Going forward, Stephen hopes to carry out his research on carcinogens or more advanced organism such as rodents to see whether EGCG is just as effective within their immune systems.

In the meantime, Stephen juggles a schedule practicing the oboe, participating in karate, tennis and the Boy Scouts, and preparing for his bar mitzvah celebration at Temple Kol Emeth.

“It’s been a bit challenging, as I can’t study when I need to study or practice when I need to practice, but in the end it all works out,” he said.

For his bar mitzvah project, which began with the science fair project, Stephen is trying to raise $500 for the Atlanta 2-Day Walk for Breast Cancer and will walk Nov. 11 and 12 with Kol Emeth’s team, the Boobulahs. The proceeds will remain in Georgia to promote further breast cancer programs.

Stephen is also scheduled to speak during the 2-Day Walk at the request of the event’s director. Donations can be made at bit.ly/2qinh5G.

“It was all very surprising at first,” Lesley Litt said about his son’s scientific accomplishments, “but my wife (Melanie) and I are very proud of Stephen and are curious to see what path he ends up taking. Science, math, whatever he ends up choosing, we know he will inevitably find a way to enjoy it.”

In addition to the attention from such media outlets as CNN, ABC and CBS, Stephen was invited by a Tufts University professor to explain his research in greater detail and to receive a tour of the campus.

Some of Stephen’s classmates are eager to follow in his footsteps with their own projects, but his father mentioned obstacles to doing so. “I think Stephen grew an interest in science by default,” Litt said. “His mom is a dentist, and we are always discussing interesting topics at home. However, Cobb County does not encourage enough science and math programs or promote them within middle schools, which is very disappointing.”

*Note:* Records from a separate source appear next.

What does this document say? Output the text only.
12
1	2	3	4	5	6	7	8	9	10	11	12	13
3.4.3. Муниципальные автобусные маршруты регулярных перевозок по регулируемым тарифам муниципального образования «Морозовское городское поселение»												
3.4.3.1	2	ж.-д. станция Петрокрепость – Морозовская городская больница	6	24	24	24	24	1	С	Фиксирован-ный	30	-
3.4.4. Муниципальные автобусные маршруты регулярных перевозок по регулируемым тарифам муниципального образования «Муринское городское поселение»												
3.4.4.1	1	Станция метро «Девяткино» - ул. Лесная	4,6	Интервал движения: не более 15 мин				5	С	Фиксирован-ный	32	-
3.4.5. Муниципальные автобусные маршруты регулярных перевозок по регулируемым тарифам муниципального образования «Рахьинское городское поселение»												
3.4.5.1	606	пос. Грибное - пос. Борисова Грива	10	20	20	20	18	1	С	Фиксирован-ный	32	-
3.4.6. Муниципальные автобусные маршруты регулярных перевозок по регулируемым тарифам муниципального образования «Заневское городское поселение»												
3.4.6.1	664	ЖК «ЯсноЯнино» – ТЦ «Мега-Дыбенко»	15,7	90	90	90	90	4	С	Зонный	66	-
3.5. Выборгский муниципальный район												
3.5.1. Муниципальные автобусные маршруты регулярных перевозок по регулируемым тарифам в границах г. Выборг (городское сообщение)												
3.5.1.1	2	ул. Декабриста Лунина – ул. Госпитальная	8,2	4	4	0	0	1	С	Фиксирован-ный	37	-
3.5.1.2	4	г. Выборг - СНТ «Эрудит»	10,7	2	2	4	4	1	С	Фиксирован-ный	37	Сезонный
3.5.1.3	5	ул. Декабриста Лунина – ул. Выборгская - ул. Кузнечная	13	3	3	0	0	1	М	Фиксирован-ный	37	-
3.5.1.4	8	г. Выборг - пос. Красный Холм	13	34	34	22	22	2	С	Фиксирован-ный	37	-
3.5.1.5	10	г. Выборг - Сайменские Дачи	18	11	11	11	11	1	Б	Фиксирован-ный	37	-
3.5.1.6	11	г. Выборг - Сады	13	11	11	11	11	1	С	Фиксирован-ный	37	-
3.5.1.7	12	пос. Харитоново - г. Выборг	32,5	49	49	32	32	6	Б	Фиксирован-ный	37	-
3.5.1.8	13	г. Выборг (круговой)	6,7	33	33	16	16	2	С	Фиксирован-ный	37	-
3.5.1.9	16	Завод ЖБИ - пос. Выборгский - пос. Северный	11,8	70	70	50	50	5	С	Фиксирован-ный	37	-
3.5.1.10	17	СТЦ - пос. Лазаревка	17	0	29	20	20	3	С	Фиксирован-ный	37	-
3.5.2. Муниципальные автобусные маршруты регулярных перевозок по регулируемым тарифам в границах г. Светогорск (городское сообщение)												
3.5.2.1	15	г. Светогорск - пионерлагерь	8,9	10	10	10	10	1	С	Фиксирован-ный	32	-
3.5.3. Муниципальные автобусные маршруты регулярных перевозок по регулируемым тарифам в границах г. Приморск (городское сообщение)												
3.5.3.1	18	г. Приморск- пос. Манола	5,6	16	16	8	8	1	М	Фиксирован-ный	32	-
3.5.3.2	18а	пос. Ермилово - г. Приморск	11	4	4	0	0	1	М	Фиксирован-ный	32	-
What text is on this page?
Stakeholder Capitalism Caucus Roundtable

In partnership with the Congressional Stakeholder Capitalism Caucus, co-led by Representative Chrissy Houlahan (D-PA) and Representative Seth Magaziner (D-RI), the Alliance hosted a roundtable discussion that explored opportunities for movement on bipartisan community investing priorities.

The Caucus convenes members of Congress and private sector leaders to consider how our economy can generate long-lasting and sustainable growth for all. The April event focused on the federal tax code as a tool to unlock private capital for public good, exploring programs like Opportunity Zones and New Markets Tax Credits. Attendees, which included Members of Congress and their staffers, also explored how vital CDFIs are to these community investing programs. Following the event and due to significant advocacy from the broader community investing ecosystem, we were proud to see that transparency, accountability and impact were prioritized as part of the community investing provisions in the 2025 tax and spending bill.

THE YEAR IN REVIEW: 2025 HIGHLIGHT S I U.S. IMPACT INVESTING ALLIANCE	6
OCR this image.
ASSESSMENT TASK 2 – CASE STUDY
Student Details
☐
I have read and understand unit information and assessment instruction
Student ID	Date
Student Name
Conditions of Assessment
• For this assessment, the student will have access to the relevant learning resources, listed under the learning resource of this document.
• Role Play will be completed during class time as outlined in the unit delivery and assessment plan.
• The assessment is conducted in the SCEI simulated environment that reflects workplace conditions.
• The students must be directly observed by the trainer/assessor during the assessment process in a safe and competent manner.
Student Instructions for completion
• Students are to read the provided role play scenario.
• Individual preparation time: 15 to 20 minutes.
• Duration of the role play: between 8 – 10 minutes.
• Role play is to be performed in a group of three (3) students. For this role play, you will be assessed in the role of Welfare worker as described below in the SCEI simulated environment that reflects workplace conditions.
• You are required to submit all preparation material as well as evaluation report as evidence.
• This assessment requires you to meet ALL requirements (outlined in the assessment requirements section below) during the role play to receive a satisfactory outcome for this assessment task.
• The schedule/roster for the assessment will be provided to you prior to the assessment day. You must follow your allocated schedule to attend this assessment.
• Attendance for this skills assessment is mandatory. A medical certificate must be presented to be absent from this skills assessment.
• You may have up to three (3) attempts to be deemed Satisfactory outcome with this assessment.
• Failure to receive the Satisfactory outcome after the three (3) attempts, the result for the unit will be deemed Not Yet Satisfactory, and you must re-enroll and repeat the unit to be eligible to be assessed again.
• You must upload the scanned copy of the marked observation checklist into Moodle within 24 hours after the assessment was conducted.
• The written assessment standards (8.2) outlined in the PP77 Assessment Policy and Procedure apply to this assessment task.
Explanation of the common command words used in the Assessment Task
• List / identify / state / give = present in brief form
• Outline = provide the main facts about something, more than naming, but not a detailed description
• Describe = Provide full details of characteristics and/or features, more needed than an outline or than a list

Stephen faces an age-related obstacle to continuing his own research. Finding the right facility and necessary equipment is daunting.

“We have an interesting challenge since universities and college campuses won’t let anyone under 14 use equipment,” his father said. “However, we will try to see if we can move his lab to a college laboratory instead and take up a small amount of space.”

Lesley Litt expressed optimism for women battling breast cancer. “The most important thing to remember is to not lose hope. We have seen plenty of women who have survived and have come out of it, yet it is imperative they continue to get mammograms and are proactive in getting genetic testing.”